The Bruzzi-Malatesta Brigades therefore offer a model for understanding the history of the Italian anarchist movement: the history of a political movement wrestling with survival and attempts to relaunch itself on the basis of an updated edition of libertarian aims, but, above all, the story of militants forced to make radical choices in the midst of the wreckage of the times; there were militants of long standing, since many of the leading figures in the Milanese Brigades who had subscribed to the individualist line in pre-fascist Italy rallied around Carlo Molaschi and became libertarian communists during the resistance. (Molaschi himself went on to become socialist mayor of a town near Milan after the war), but they also included younger fighters only born during the fascist era, who passed through the anarchist ranks during the resistance only to come to rest in different political sectors (so much so that very little of this anarchist upsurge was to survive beyond the 1940s).

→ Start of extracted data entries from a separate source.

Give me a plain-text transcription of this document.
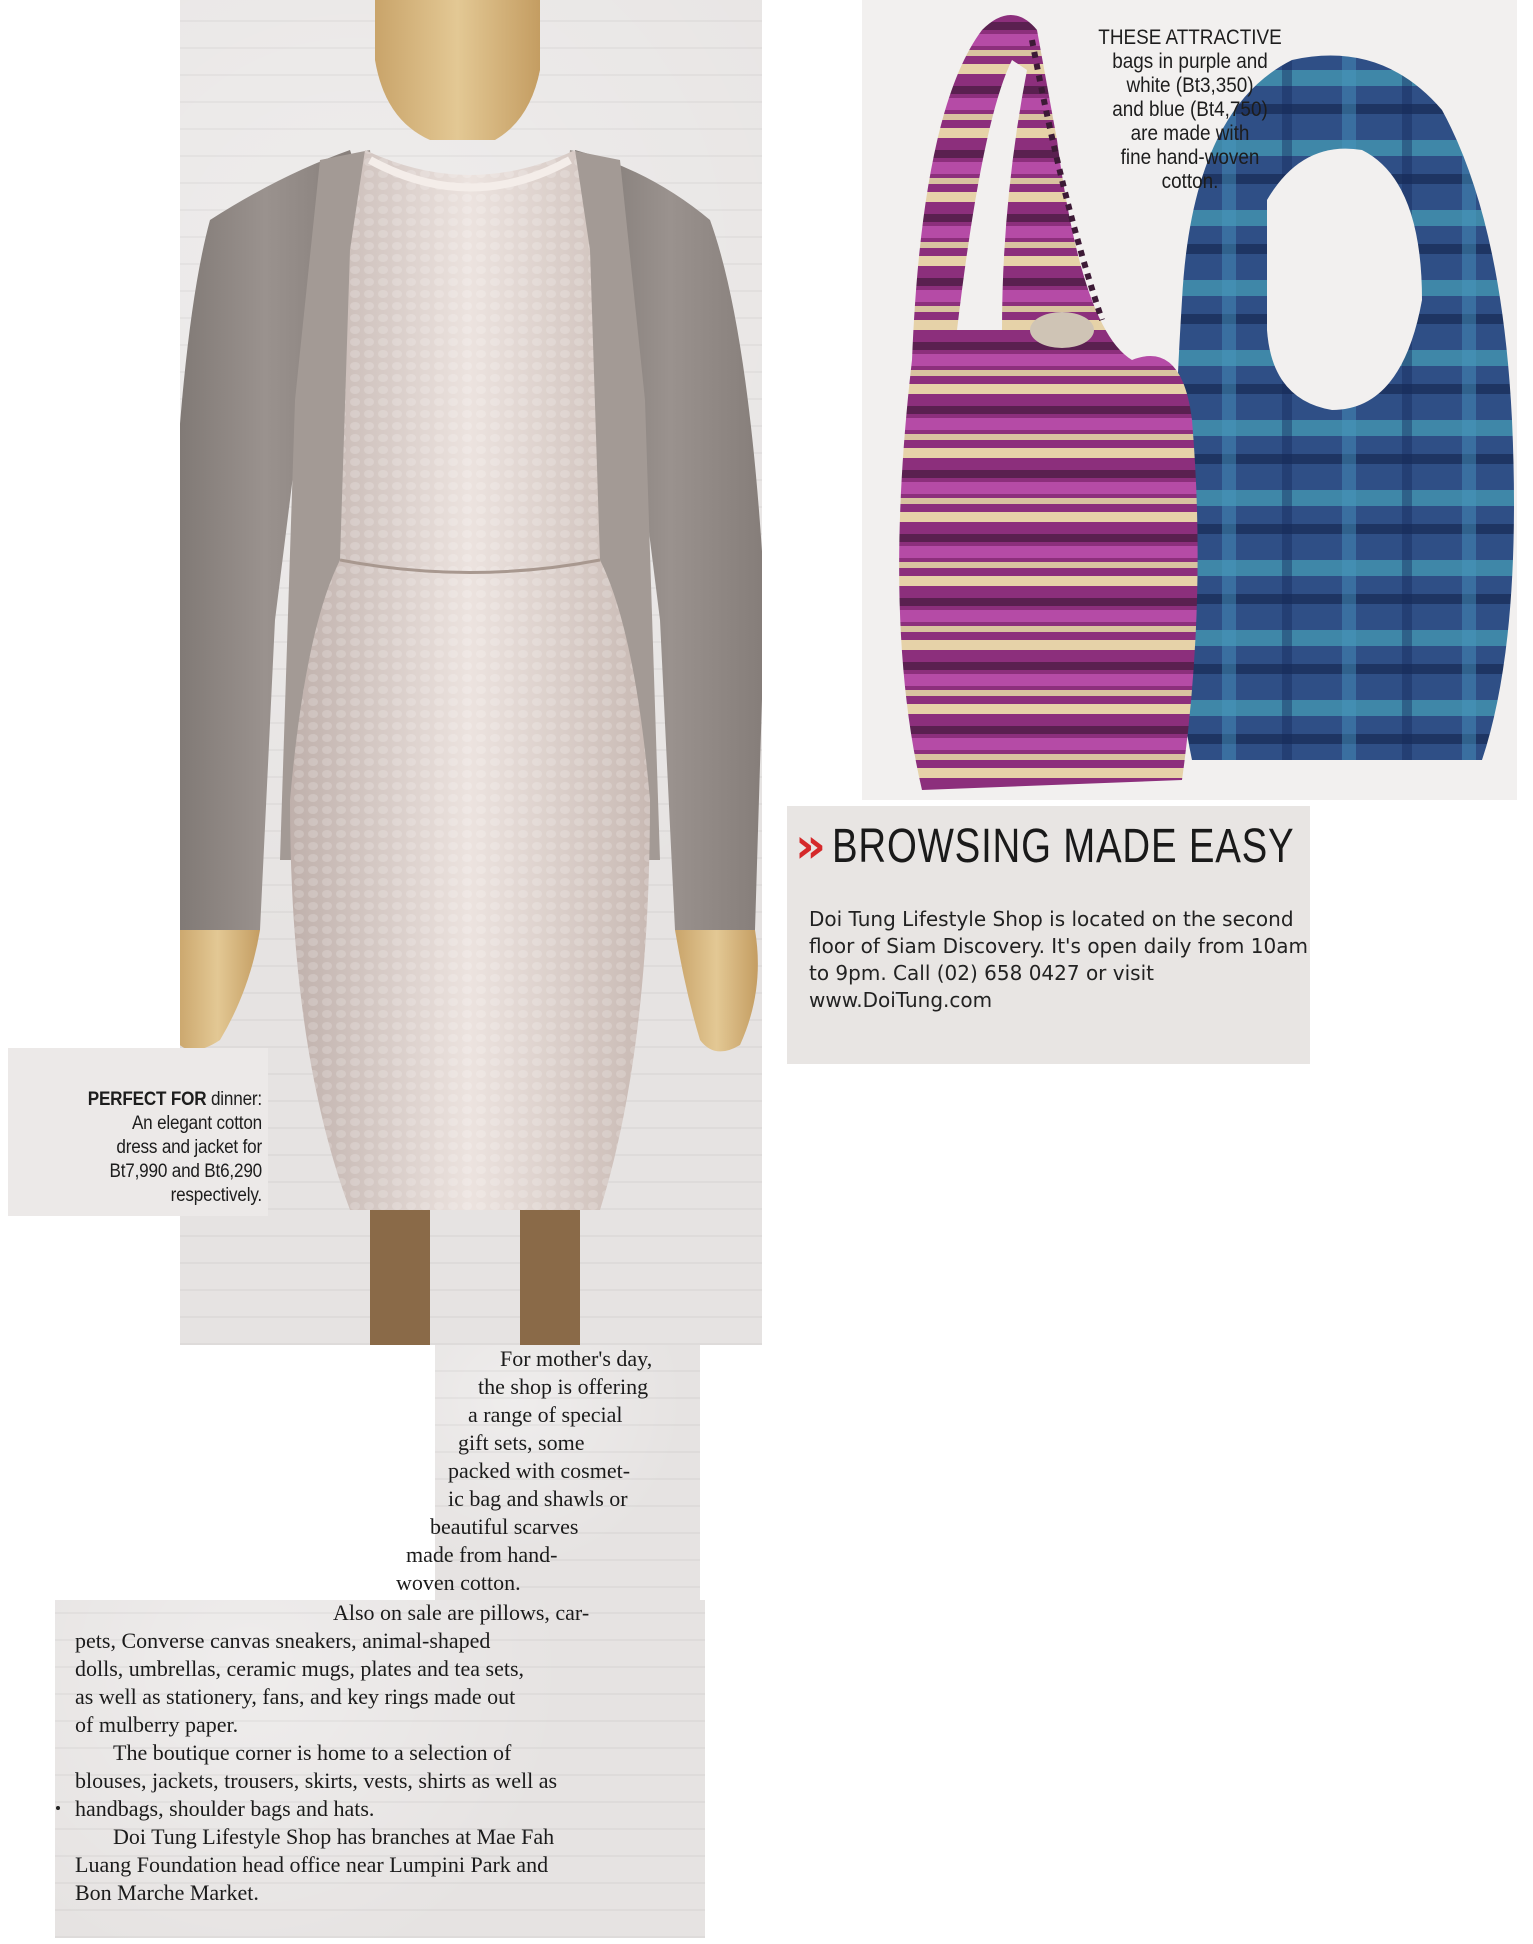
PERFECT FOR dinner:
An elegant cotton
dress and jacket for
Bt7,990 and Bt6,290
respectively.
THESE ATTRACTIVE
bags in purple and
white (Bt3,350)
and blue (Bt4,750)
are made with
fine hand-woven
cotton.
» BROWSING MADE EASY
Doi Tung Lifestyle Shop is located on the second floor of Siam Discovery. It's open daily from 10am to 9pm. Call (02) 658 0427 or visit www.DoiTung.com
For mother's day,
the shop is offering
a range of special
gift sets, some
packed with cosmet-
ic bag and shawls or
beautiful scarves
made from hand-
woven cotton.
Also on sale are pillows, car-
pets, Converse canvas sneakers, animal-shaped
dolls, umbrellas, ceramic mugs, plates and tea sets,
as well as stationery, fans, and key rings made out
of mulberry paper.
The boutique corner is home to a selection of
blouses, jackets, trousers, skirts, vests, shirts as well as
handbags, shoulder bags and hats.
Doi Tung Lifestyle Shop has branches at Mae Fah
Luang Foundation head office near Lumpini Park and
Bon Marche Market.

I believe that I have identified one of the reasons for their hasty departure in the attempts (some of these flying in the face of anarchism’s essential postulates) at re-launch that the Milanese militants brought to the Italian movement and which were comprehensively defeated at the congress in Carrara in 1945, which, whilst it papered over dangerous institutional implications, defused the great potential that the Lombard experience might have brought to the new republic.

True, Milan 1945 was not Barcelona 1936, yet the libertarian influence carried a quite respectable weight; if we think that in September 1945 the Milanese FCL (Federazione Comunista Libertaria - Libertarian Communist Federation) could call upon three hundred partisans, twelve civilian sections with thousands more card-carrying members, two worker groups from the Alfa Romeo and Richard Ginori plants, a weekly newspaper, Il Comunista Libertario (later renamed Il Libertario) and a resounding success in the first provincial elections of the FIOM (metalworkers’ federation) in which it succeeded in securing one of ten seats on the leadership committee.

From: Bollettino Archivio G. Pinelli, 16, 12/2000, pp. 16-17.. Translated by: Paul Sharkey.